Napheesa Collier plays with poise
Consider that Collier played the entire second quarter with two fouls, scored six points in the quarter, and anchored the defense, one in which Geno Auriemma elected to both go zone and play big. That only worked because Collier can slot into a more wing/guard oriented role while still crashing the boards. Put it another way: it was a do-it-all assignment, and one she thrived in, without picking up a third foul. It was why Connecticut only trailed 40-38 at the break.
And let’s not miss that moment midway through the fourth quarter, when Collier anticipated the pass from a streaking Durr, caught it and turned in stride at one end, then raced the other way to the hoop and drew the foul. There’s a sense of the court at all times that serves Collier and UConn so well.
No clear go-to for Connecticut
Louisville has plenty of weapons, to be sure. But there was little doubt who was getting the ball in key moments when offense was needed, and that was Asia Durr.
The UConn strength, for years, has been an efficient, even offense without a definitive top option. Even in Breanna Stewart seasons, she never averaged 30 a game as she would have almost anywhere else, the offense constant movement and motion, with Moriah Jefferson and Morgan Tuck equally capable of offensive explosions.
This team, too, lacks that obvious number one scorer. But against Baylor, and again Thursday night in Louisville, that wasn’t an advantage anymore.
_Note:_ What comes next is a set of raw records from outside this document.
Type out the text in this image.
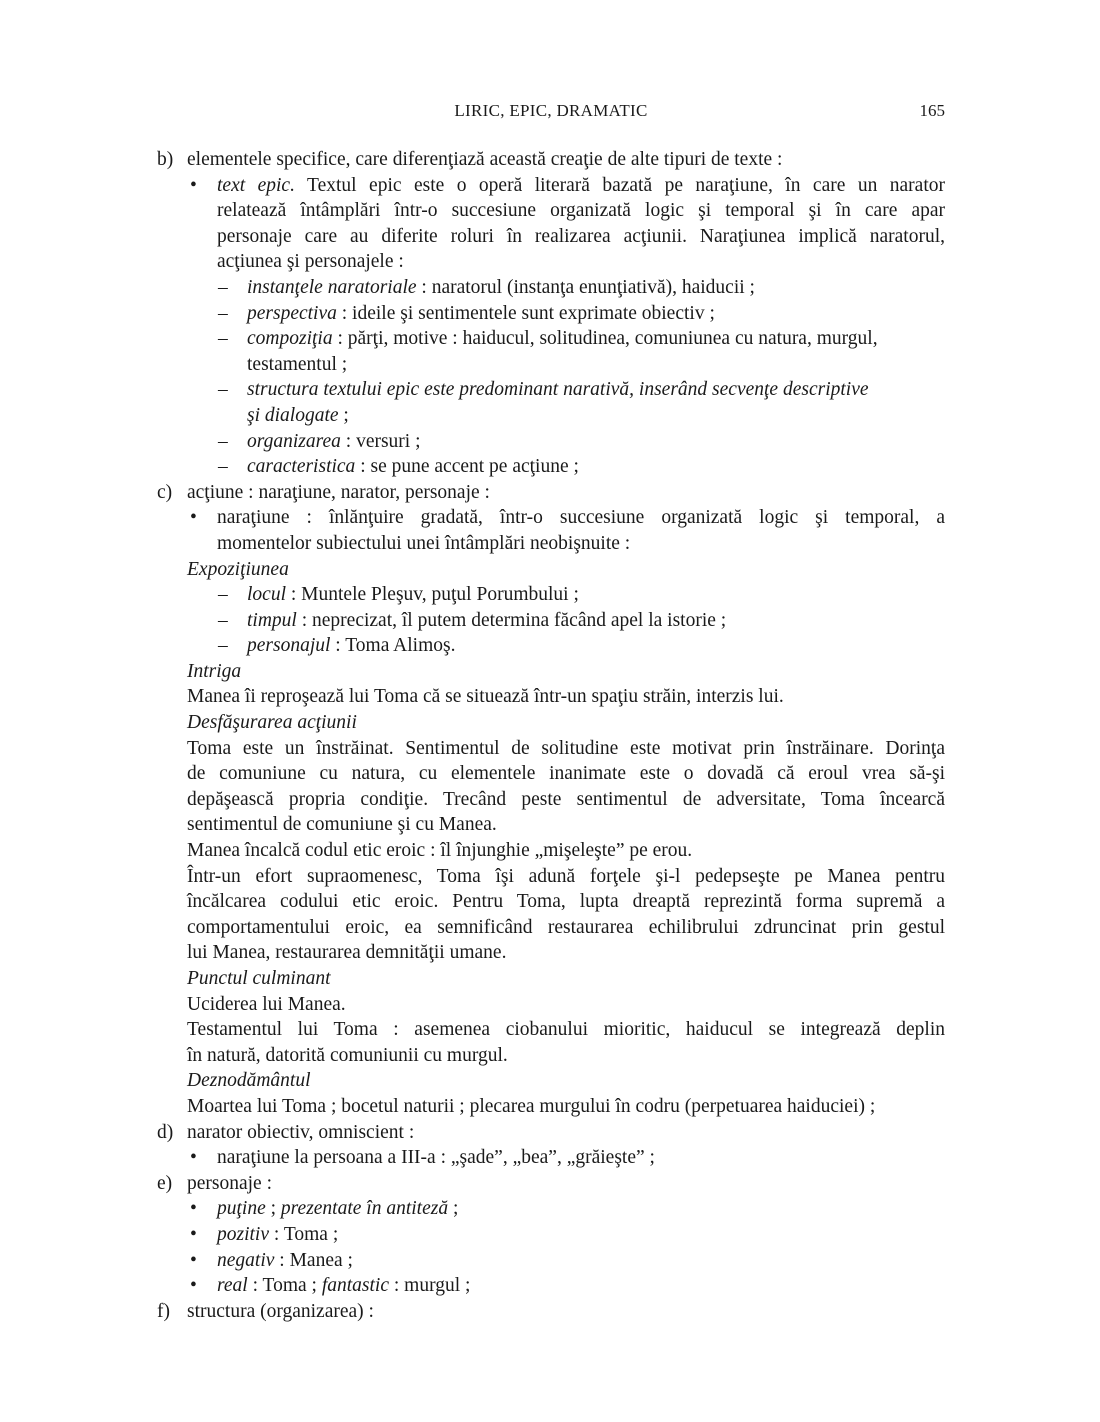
LIRIC, EPIC, DRAMATIC	165
b) elementele specifice, care diferenţiază această creaţie de alte tipuri de texte :
• text epic. Textul epic este o operă literară bazată pe naraţiune, în care un narator
relatează întâmplări într-o succesiune organizată logic şi temporal şi în care apar
personaje care au diferite roluri în realizarea acţiunii. Naraţiunea implică naratorul,
acţiunea şi personajele :
– instanţele naratoriale : naratorul (instanţa enunţiativă), haiducii ;
– perspectiva : ideile şi sentimentele sunt exprimate obiectiv ;
– compoziţia : părţi, motive : haiducul, solitudinea, comuniunea cu natura, murgul,
testamentul ;
– structura textului epic este predominant narativă, inserând secvenţe descriptive
şi dialogate ;
– organizarea : versuri ;
– caracteristica : se pune accent pe acţiune ;
c) acţiune : naraţiune, narator, personaje :
• naraţiune : înlănţuire gradată, într-o succesiune organizată logic şi temporal, a
momentelor subiectului unei întâmplări neobişnuite :
Expoziţiunea
– locul : Muntele Pleşuv, puţul Porumbului ;
– timpul : neprecizat, îl putem determina făcând apel la istorie ;
– personajul : Toma Alimoş.
Intriga
Manea îi reproşează lui Toma că se situează într-un spaţiu străin, interzis lui.
Desfăşurarea acţiunii
Toma este un înstrăinat. Sentimentul de solitudine este motivat prin înstrăinare. Dorinţa
de comuniune cu natura, cu elementele inanimate este o dovadă că eroul vrea să-şi
depăşească propria condiţie. Trecând peste sentimentul de adversitate, Toma încearcă
sentimentul de comuniune şi cu Manea.
Manea încalcă codul etic eroic : îl înjunghie „mişeleşte” pe erou.
Într-un efort supraomenesc, Toma îşi adună forţele şi-l pedepseşte pe Manea pentru
încălcarea codului etic eroic. Pentru Toma, lupta dreaptă reprezintă forma supremă a
comportamentului eroic, ea semnificând restaurarea echilibrului zdruncinat prin gestul
lui Manea, restaurarea demnităţii umane.
Punctul culminant
Uciderea lui Manea.
Testamentul lui Toma : asemenea ciobanului mioritic, haiducul se integrează deplin
în natură, datorită comuniunii cu murgul.
Deznodământul
Moartea lui Toma ; bocetul naturii ; plecarea murgului în codru (perpetuarea haiduciei) ;
d) narator obiectiv, omniscient :
• naraţiune la persoana a III-a : „şade”, „bea”, „grăieşte” ;
e) personaje :
• puţine ; prezentate în antiteză ;
• pozitiv : Toma ;
• negativ : Manea ;
• real : Toma ; fantastic : murgul ;
f) structura (organizarea) :
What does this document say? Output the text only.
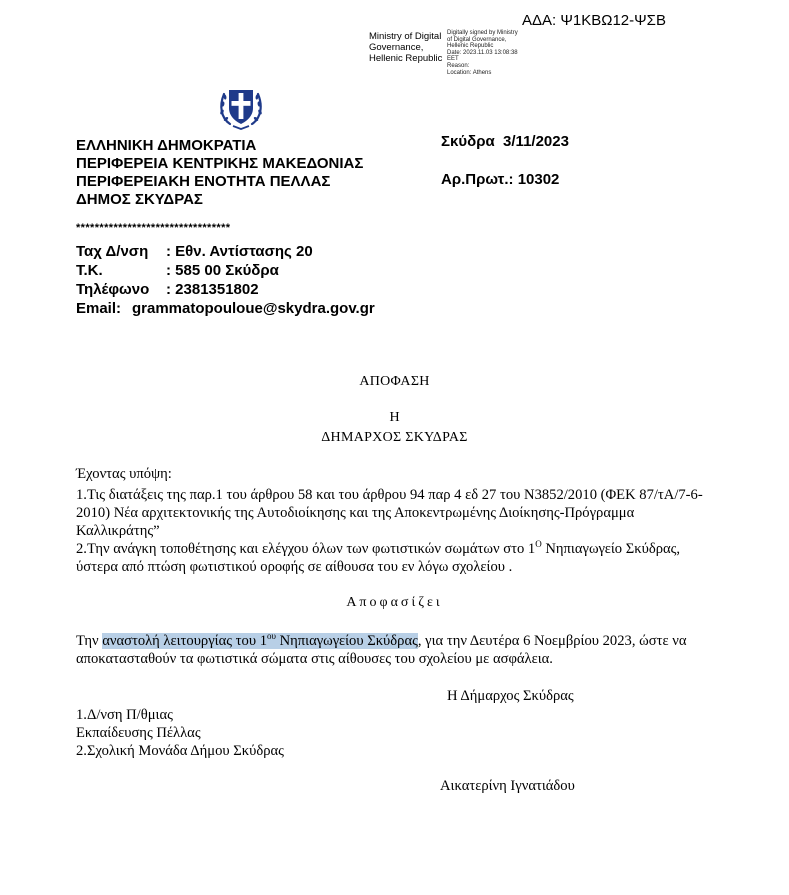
ΑΔΑ: Ψ1ΚΒΩ12-ΨΣΒ
Ministry of Digital
Governance,
Hellenic Republic
Digitally signed by Ministry
of Digital Governance,
Hellenic Republic
Date: 2023.11.03 13:08:38
EET
Reason:
Location: Athens
ΕΛΛΗΝΙΚΗ ΔΗΜΟΚΡΑΤΙΑ
ΠΕΡΙΦΕΡΕΙΑ ΚΕΝΤΡΙΚΗΣ ΜΑΚΕΔΟΝΙΑΣ
ΠΕΡΙΦΕΡΕΙΑΚΗ ΕΝΟΤΗΤΑ ΠΕΛΛΑΣ
ΔΗΜΟΣ ΣΚΥΔΡΑΣ
Σκύδρα 3/11/2023
Αρ.Πρωτ.: 10302
*********************************
Ταχ Δ/νση : Εθν. Αντίστασης 20
Τ.Κ.	: 585 00 Σκύδρα
Τηλέφωνο : 2381351802
Email: grammatopouloue@skydra.gov.gr
ΑΠΟΦΑΣΗ
Η
ΔΗΜΑΡΧΟΣ ΣΚΥΔΡΑΣ
Έχοντας υπόψη:
1.Τις διατάξεις της παρ.1 του άρθρου 58 και του άρθρου 94 παρ 4 εδ 27 του Ν3852/2010 (ΦΕΚ 87/τΑ/7-6-2010) Νέα αρχιτεκτονικής της Αυτοδιοίκησης και της Αποκεντρωμένης Διοίκησης-Πρόγραμμα Καλλικράτης”
2.Την ανάγκη τοποθέτησης και ελέγχου όλων των φωτιστικών σωμάτων στο $1^O$ Νηπιαγωγείο Σκύδρας, ύστερα από πτώση φωτιστικού οροφής σε αίθουσα του εν λόγω σχολείου .
Αποφασίζει
Την αναστολή λειτουργίας του $1^{o\upsilon}$ Νηπιαγωγείου Σκύδρας, για την Δευτέρα 6 Νοεμβρίου 2023, ώστε να αποκατασταθούν τα φωτιστικά σώματα στις αίθουσες του σχολείου με ασφάλεια.
Η Δήμαρχος Σκύδρας
1.Δ/νση Π/θμιας
Εκπαίδευσης Πέλλας
2.Σχολική Μονάδα Δήμου Σκύδρας
Αικατερίνη Ιγνατιάδου
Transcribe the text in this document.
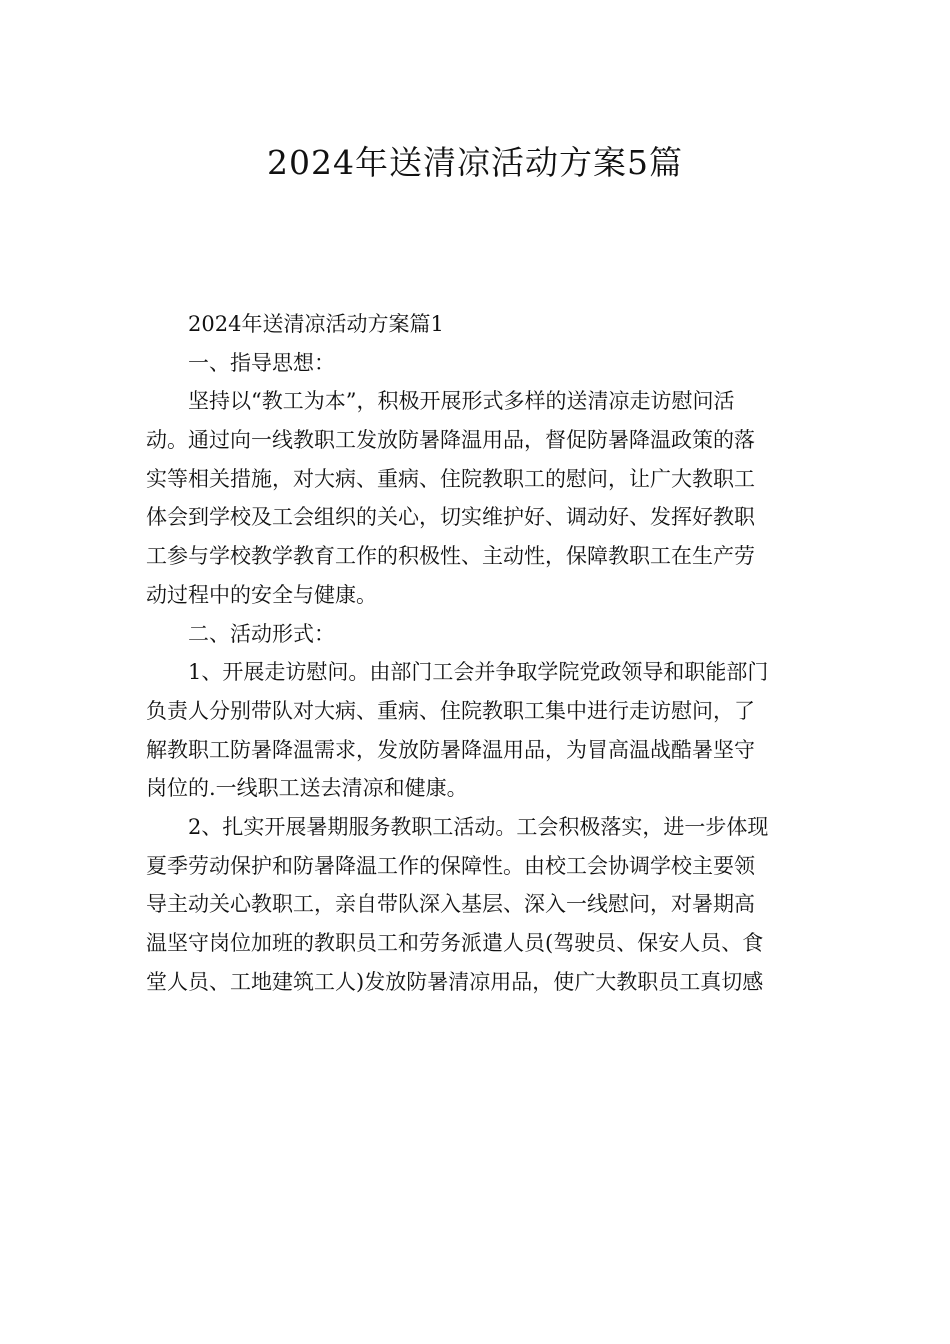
2024年送清凉活动方案5篇
2024年送清凉活动方案篇1
一、指导思想：
坚持以“教工为本”，积极开展形式多样的送清凉走访慰问活
动。通过向一线教职工发放防暑降温用品，督促防暑降温政策的落
实等相关措施，对大病、重病、住院教职工的慰问，让广大教职工
体会到学校及工会组织的关心，切实维护好、调动好、发挥好教职
工参与学校教学教育工作的积极性、主动性，保障教职工在生产劳
动过程中的安全与健康。
二、活动形式：
1、开展走访慰问。由部门工会并争取学院党政领导和职能部门
负责人分别带队对大病、重病、住院教职工集中进行走访慰问，了
解教职工防暑降温需求，发放防暑降温用品，为冒高温战酷暑坚守
岗位的.一线职工送去清凉和健康。
2、扎实开展暑期服务教职工活动。工会积极落实，进一步体现
夏季劳动保护和防暑降温工作的保障性。由校工会协调学校主要领
导主动关心教职工，亲自带队深入基层、深入一线慰问，对暑期高
温坚守岗位加班的教职员工和劳务派遣人员(驾驶员、保安人员、食
堂人员、工地建筑工人)发放防暑清凉用品，使广大教职员工真切感
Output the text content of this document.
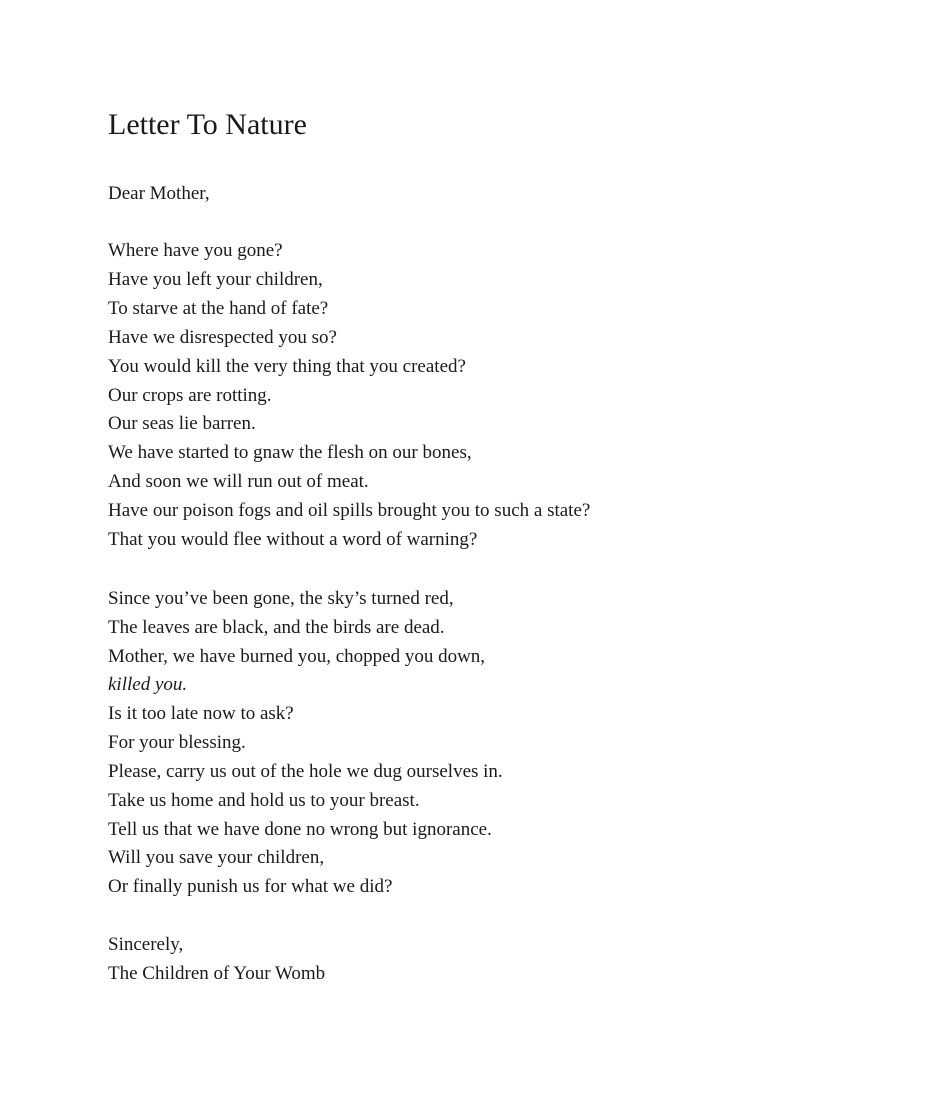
Letter To Nature

Dear Mother,

Where have you gone?

Have you left your children,

To starve at the hand of fate?

Have we disrespected you so?

You would kill the very thing that you created?

Our crops are rotting.

Our seas lie barren.

We have started to gnaw the flesh on our bones,

And soon we will run out of meat.

Have our poison fogs and oil spills brought you to such a state?

That you would flee without a word of warning?

Since you’ve been gone, the sky’s turned red,

The leaves are black, and the birds are dead.

Mother, we have burned you, chopped you down,

killed you.

Is it too late now to ask?

For your blessing.

Please, carry us out of the hole we dug ourselves in.

Take us home and hold us to your breast.

Tell us that we have done no wrong but ignorance.

Will you save your children,

Or finally punish us for what we did?

Sincerely,

The Children of Your Womb
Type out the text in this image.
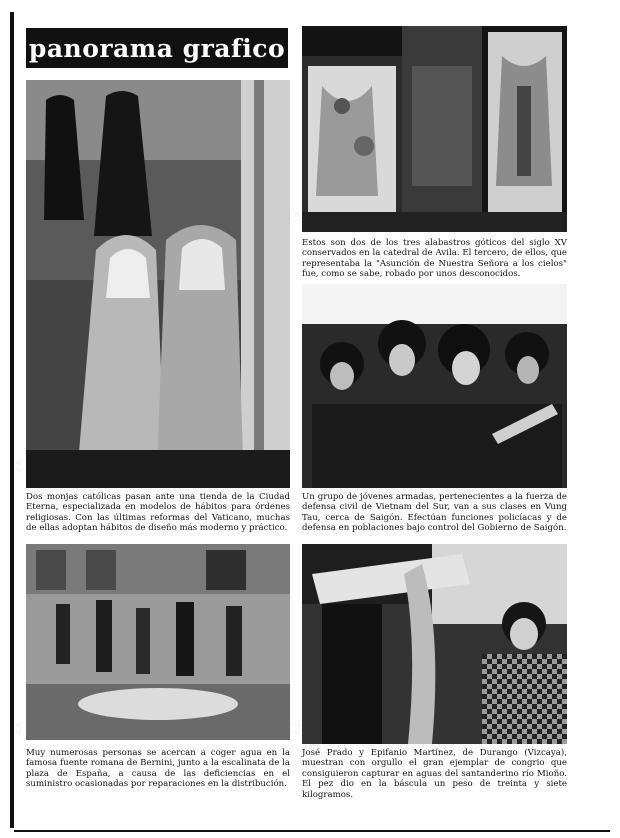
panorama grafico
C.B.
Estos son dos de los tres alabastros góticos del siglo XV conservados en la catedral de Avila. El tercero, de ellos, que representaba la "Asunción de Nuestra Señora a los cielos" fue, como se sabe, robado por unos desconocidos.
C.B.
Dos monjas católicas pasan ante una tienda de la Ciudad Eterna, especializada en modelos de hábitos para órdenes religiosas. Con las últimas reformas del Vaticano, muchas de ellas adoptan hábitos de diseño más moderno y práctico.
Un grupo de jóvenes armadas, pertenecientes a la fuerza de defensa civil de Vietnam del Sur, van a sus clases en Vung Tau, cerca de Saigón. Efectúan funciones policíacas y de defensa en poblaciones bajo control del Gobierno de Saigón.
C.B.	C.B.
Muy numerosas personas se acercan a coger agua en la famosa fuente romana de Bernini, junto a la escalinata de la plaza de España, a causa de las deficiencias en el suministro ocasionadas por reparaciones en la distribución.
José Prado y Epifanio Martínez, de Durango (Vizcaya), muestran con orgullo el gran ejemplar de congrio que consiguieron capturar en aguas del santanderino río Mioño. El pez dio en la báscula un peso de treinta y siete kilogramos.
Connecticut was stuck on 53 for much of the fourth quarter. There are skilled offensive players like Collier, Katie Lou Samuelson, Crystal Dangerfield, even Megan Walker and Christyn Williams, all of whom have managed to take over some games. But for the second time this season, no one did so down the stretch in a big moment. Connecticut went scoreless for five minutes in the fourth quarter.
It behooves Geno Auriemma and the Huskies to figure out who will be their go-to scorer, late and close, between now and March.